Critchley: He was forced to publish it in order to get a full professorship in Germany. unfinished because he didn’t really want to publish. He was in a publish-or-perish situation and wanted a professorship. It’s also important to remember that Heidegger was from a lower-middle-class background, quite a humble, provincial family. He was more or less forced to put that book out. 

I think he either couldn’t finish it, or he lost faith in it, or he lost interest in it. I think another thing could be that he just moved on. What he was doing in the 1920s in his writing was incredibly rich and wild, in terms of the sheer creativity of what he was doing. He could have spent another ten years rounding out that project, but his mind was already moving on to other things. 

There are some lectures from that era that were posthumously published, where he goes a little further than what he says in Being and Time but not very much further. He loses faith in philosophy as he understood it, which was in this tradition that he got from his teacher Husserl’s phenomenology and from his own scholarly work on Aristotle. He was doing philosophy in this transcendental tradition, trying to find the conditions of possibility for experience. 

I think that at a certain point in the late 1920s or early 1930s, he comes to a dead end, and he realizes that he can’t say what he wants to say. There’s a famous student of Heidegger, Hans-Georg Gadamer, who I met when I was a graduate student. He told me that Being and Time was important, full of fantastic stuff, but a failure, and then the rest of his career he’s kind of building castles in the air. There’s nothing wrong with building castles in the air. He just kept trying to find different ways of approaching what he wanted to approach, but he knew that the matter of thinking, the matter that he wanted to describe, lay outside of philosophy as it was traditionally understood. He was dissatisfied with the attempts that he’d made to articulate Being within the language of philosophy. If he’d have had the ability in other forms, like music or poetry or whatever, maybe he would have developed that more, but he didn’t.

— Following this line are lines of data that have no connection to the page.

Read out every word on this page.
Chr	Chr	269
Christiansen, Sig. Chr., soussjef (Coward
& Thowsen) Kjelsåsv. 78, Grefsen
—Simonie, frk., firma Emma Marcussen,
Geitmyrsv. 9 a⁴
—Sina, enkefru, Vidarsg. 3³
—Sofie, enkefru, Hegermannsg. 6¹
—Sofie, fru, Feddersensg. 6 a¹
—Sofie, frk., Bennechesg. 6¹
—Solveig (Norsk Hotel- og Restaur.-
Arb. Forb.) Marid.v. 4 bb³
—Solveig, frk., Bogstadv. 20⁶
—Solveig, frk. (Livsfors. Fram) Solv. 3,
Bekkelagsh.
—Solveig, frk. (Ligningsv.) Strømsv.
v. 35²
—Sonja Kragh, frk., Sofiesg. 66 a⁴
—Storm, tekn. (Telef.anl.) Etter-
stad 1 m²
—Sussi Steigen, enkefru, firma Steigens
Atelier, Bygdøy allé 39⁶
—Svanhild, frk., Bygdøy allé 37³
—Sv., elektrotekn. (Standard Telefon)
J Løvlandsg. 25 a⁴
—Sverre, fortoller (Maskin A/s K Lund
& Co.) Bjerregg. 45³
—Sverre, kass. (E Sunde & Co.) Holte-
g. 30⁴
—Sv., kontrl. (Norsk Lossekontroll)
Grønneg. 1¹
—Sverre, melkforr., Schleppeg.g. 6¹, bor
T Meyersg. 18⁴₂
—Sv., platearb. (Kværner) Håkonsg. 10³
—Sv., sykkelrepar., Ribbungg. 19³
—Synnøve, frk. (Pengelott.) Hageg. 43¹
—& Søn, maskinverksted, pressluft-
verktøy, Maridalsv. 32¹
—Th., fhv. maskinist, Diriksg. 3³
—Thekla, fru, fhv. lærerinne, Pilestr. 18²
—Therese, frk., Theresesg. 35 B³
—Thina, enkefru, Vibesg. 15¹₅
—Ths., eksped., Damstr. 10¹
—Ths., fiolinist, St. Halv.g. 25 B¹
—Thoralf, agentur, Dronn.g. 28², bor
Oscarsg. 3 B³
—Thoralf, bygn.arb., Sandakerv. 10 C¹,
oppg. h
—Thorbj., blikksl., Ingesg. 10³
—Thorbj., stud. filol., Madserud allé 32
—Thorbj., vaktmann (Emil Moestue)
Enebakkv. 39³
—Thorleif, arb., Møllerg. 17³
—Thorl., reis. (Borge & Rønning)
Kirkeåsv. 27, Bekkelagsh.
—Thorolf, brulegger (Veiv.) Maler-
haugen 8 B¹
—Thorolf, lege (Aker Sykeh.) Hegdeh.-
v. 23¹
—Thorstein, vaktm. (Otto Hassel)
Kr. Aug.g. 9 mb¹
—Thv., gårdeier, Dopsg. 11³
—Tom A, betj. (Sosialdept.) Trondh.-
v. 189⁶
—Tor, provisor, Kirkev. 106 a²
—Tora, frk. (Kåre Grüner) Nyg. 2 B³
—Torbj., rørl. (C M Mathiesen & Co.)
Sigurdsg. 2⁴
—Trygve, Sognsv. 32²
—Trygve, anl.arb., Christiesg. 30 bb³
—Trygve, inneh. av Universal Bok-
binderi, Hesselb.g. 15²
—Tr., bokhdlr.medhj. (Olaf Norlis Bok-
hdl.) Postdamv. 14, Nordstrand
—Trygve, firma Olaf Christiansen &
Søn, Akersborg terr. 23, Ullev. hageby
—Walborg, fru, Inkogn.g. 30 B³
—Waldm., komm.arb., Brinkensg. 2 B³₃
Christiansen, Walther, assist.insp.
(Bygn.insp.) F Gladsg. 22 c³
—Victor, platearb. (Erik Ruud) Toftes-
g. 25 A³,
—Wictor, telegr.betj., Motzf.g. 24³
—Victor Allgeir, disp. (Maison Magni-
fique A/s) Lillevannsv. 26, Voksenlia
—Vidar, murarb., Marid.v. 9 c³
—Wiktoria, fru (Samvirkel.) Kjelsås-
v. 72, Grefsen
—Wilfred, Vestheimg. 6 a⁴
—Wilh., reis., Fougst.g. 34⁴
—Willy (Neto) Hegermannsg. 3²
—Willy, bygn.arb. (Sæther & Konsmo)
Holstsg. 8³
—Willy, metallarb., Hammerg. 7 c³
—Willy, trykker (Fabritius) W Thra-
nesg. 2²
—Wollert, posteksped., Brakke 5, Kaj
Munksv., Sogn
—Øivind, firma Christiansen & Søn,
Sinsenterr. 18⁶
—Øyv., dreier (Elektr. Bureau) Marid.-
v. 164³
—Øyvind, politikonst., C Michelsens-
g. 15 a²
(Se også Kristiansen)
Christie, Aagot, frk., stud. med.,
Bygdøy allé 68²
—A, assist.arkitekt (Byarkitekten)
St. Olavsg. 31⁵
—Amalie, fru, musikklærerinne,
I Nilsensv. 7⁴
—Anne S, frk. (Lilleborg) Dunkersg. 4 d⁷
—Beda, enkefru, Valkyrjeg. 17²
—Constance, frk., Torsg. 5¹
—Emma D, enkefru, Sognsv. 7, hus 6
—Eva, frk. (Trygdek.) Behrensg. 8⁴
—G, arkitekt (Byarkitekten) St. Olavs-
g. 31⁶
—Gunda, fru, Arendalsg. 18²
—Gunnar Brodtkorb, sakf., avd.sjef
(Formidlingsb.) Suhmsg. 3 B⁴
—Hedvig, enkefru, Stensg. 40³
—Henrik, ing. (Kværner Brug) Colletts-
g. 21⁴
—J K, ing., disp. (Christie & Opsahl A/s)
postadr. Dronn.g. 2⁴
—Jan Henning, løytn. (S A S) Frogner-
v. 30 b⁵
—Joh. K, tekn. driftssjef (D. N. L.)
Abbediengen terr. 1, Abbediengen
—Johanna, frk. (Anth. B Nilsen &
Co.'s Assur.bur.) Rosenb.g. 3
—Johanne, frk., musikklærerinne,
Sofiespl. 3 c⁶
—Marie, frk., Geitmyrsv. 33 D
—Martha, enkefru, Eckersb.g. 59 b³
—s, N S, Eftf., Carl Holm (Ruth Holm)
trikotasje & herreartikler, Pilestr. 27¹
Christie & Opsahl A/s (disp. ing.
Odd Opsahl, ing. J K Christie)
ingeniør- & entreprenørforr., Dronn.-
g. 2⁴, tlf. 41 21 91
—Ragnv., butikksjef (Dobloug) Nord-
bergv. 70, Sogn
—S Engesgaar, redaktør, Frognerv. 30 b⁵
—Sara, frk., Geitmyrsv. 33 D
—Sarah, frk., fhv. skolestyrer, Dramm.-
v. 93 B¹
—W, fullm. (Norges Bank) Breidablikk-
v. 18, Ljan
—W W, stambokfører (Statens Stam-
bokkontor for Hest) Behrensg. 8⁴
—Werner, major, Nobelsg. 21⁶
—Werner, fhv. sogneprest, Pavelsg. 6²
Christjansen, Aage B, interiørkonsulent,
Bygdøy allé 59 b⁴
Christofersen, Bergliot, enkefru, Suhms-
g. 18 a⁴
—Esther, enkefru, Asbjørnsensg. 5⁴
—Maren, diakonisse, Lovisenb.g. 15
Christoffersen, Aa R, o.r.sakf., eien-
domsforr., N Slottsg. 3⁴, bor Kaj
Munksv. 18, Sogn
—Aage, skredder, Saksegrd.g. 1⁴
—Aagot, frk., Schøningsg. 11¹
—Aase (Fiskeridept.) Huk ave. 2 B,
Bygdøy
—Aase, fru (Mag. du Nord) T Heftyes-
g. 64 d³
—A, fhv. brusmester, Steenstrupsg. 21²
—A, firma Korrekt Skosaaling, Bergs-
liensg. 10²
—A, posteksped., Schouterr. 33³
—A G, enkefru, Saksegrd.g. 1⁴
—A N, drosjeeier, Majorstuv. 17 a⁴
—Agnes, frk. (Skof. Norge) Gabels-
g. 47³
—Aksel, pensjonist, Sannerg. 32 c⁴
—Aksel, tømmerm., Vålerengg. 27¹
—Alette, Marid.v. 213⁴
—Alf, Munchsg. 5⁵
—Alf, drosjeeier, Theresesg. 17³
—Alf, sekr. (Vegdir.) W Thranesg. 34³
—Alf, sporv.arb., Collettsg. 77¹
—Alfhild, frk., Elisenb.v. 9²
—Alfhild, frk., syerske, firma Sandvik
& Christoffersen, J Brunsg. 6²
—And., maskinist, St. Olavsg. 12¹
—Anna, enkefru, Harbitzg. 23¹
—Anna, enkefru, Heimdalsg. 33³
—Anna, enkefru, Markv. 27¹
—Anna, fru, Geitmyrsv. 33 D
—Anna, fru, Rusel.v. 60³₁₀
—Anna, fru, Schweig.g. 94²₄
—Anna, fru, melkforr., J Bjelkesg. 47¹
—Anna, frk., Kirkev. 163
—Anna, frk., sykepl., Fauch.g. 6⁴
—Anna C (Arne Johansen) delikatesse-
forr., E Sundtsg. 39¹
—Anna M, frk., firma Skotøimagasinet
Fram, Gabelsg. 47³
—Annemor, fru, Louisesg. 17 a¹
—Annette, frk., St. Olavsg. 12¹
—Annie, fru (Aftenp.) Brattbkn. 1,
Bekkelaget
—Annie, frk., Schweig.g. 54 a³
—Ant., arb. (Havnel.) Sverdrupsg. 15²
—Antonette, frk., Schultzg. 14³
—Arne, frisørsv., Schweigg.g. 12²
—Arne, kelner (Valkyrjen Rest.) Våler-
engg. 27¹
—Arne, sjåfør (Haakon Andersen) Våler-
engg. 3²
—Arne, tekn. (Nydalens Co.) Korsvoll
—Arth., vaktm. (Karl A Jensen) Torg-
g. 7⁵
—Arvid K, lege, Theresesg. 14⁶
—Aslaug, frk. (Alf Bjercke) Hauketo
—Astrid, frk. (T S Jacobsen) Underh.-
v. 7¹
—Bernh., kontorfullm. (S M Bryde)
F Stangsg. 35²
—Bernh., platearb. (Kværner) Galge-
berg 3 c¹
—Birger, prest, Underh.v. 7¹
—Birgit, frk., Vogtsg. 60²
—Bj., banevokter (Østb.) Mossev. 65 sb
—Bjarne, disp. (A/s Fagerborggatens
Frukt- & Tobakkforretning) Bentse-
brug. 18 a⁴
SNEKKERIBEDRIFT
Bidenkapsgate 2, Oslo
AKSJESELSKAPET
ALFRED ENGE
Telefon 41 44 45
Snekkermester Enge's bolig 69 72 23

Whether there’s a “turn” in his career away from philosophy and into something else is debated. I don’t think there’s a turn so much as that Heidegger tries a different series of approaches to what he wants to say. If there is a turn, it’s a turn towards poetry, in particular the poetry of Hölderlin, who was the poet for Heidegger. Poetry was important to Heidegger over other art forms because it was all he knew. He didn’t have any musical sense or a sophisticated visual sense. Poetry was the one art form he felt he could lean on. He thought poetry served as a form of historical world disclosure.